Inactivation of pea genes by RNAi supports the involvement of two similar O-methyltransferases in the biosynthesis of (+)-pisatin and of chiral intermediates with a configuration opposite that found in (+)-pisatin

Abstract

(+)-Pisatin, the major phytoalexin of pea ( Pisum sativum L.), is believed to be synthesized via two chiral intermediates, (−)-7,2′-dihydroxy-4′,5′-methylenedioxyisoflavanone [(−)-sophorol] and (−)-7,2′-dihydroxy-4′,5′-methylenedioxyisoflavanol [(−)-DMDI]; both have an opposite C-3 absolute configuration to that found at C-6a in (+)-pisatin. The expression of isoflavone reductase (IFR), which converts 7,2′-dihydroxy-4′,5′-methylenedioxyisoflavone (DMD) to (−)-sophorol, sophorol reductase (SOR), which converts (−)-sophorol to (−)-DMDI, and hydroxymaackiain-3- O-methyltransferase (HMM), believed to be the last step of (+)-pisatin biosynthesis, were inactivated by RNA-mediated genetic interference (RNAi) in pea hairy roots. Some hairy root lines containing RNAi constructs of IFR and SOR accumulated DMD or (−)-sophorol, respectively, and were deficient in (+)-pisatin biosynthesis supporting the involvement of chiral intermediates with a configuration opposite to that found in (+)-pisatin in the biosynthesis of (+)-pisatin. Pea proteins also converted (−)-DMDI to an achiral isoflavene suggesting that an isoflavene might be the intermediate through which the configuration is changed to that found in (+)-pisatin. Hairy roots containing RNAi constructs of HMM also were deficient in (+)-pisatin biosynthesis, but did not accumulate (+)-6a-hydroxymaackiain, the proposed precursor to (+)-pisatin. Instead, 2,7,4′-trihydroxyisoflavanone (TIF), daidzein, isoformononetin, and liquiritigenin accumulated. HMM has a high amino acid similarity to hydroxyisoflavanone-4′- O-methyltransferase (HI4′ OMT), an enzyme that methylates TIF, an early intermediate in the isoflavonoid pathway.
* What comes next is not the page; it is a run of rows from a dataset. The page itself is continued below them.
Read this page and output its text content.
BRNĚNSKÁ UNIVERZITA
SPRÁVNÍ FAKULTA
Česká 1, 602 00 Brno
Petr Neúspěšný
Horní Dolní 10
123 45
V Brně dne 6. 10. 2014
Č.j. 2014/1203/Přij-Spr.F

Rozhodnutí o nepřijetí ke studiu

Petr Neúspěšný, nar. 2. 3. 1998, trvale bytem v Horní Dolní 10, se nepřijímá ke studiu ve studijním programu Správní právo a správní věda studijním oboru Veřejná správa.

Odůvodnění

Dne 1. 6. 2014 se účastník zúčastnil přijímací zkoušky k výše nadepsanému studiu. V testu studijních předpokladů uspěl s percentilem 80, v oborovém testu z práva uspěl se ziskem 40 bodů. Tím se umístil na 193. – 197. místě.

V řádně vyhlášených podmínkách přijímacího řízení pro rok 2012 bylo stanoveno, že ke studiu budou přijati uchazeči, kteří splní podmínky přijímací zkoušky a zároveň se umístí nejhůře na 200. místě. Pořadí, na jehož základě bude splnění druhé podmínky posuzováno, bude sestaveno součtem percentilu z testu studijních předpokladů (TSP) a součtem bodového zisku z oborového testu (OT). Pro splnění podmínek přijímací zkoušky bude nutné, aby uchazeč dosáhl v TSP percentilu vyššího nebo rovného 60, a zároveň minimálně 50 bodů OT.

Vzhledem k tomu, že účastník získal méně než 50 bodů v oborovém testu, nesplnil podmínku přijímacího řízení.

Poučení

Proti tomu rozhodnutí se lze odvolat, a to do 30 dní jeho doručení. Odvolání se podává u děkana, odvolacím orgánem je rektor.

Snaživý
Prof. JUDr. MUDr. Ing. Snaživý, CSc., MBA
The accumulation of these four compounds is consistent with the blockage of the synthesis of (+)-pisatin at the HI4′ OMT catalyzed step resulting in the accumulation of liquiritigenin and TIF and the diversion of the pathway to produce daidzein and isoformononetin, compounds not normally made by pea. Previous results have identified two highly similar “HMMs” in pea. The current results suggest that both of these O-methyltransferases are involved in (+)-pisatin biosynthesis and that one functions early in the pathway as HI4′ OMT and the second acts at the terminal step of the pathway.